Timeseries Foundation Models for Mobility: A Benchmark Comparison with Traditional and Deep Learning Models
Anita Graser
TL;DR
The paper benchmarks time-series foundation models, particularly TimeGPT, for mobility forecasting against traditional ARIMA/SARIMA and deep-learning baselines using BikeNYC and BikeVIE datasets across horizons $1$, $12$, and $24$ hours. It finds that TimeGPT delivers strong $1$-hour forecasts on BikeNYC but its advantage diminishes at longer horizons, where Seasonal Naive can perform better; on BikeVIE, TimeGPT shows limited gains with substantial uncertainty at $12$ and $24$ hours. The authors highlight potential evaluation-data leakage as a major concern for generalization and advocate testing on unseen datasets. They conclude that foundation models can be viable in data-sparse mobility scenarios and recommend incorporating exogenous covariates to bolster predictive robustness in future work.
Abstract
Crowd and flow predictions have been extensively studied in mobility data science.
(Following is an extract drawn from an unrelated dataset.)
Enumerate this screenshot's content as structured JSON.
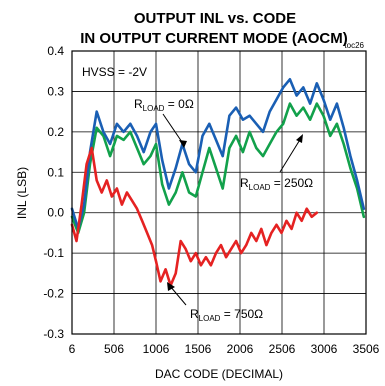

Traditional forecasting methods have relied on statistical models such as ARIMA, later supplemented by deep learning approaches like ST-ResNet. More recently, foundation models for time series forecasting, such as TimeGPT, Chronos, and LagLlama, have emerged. A key advantage of these models is their ability to generate zero-shot predictions, allowing them to be applied directly to new tasks without retraining. This study evaluates the performance of TimeGPT compared to traditional approaches for predicting city-wide mobility timeseries using two bike-sharing datasets from New York City and Vienna, Austria. Model performance is assessed across short (1-hour), medium (12-hour), and long-term (24-hour) forecasting horizons. The results highlight the potential of foundation models for mobility forecasting while also identifying limitations of our experiments.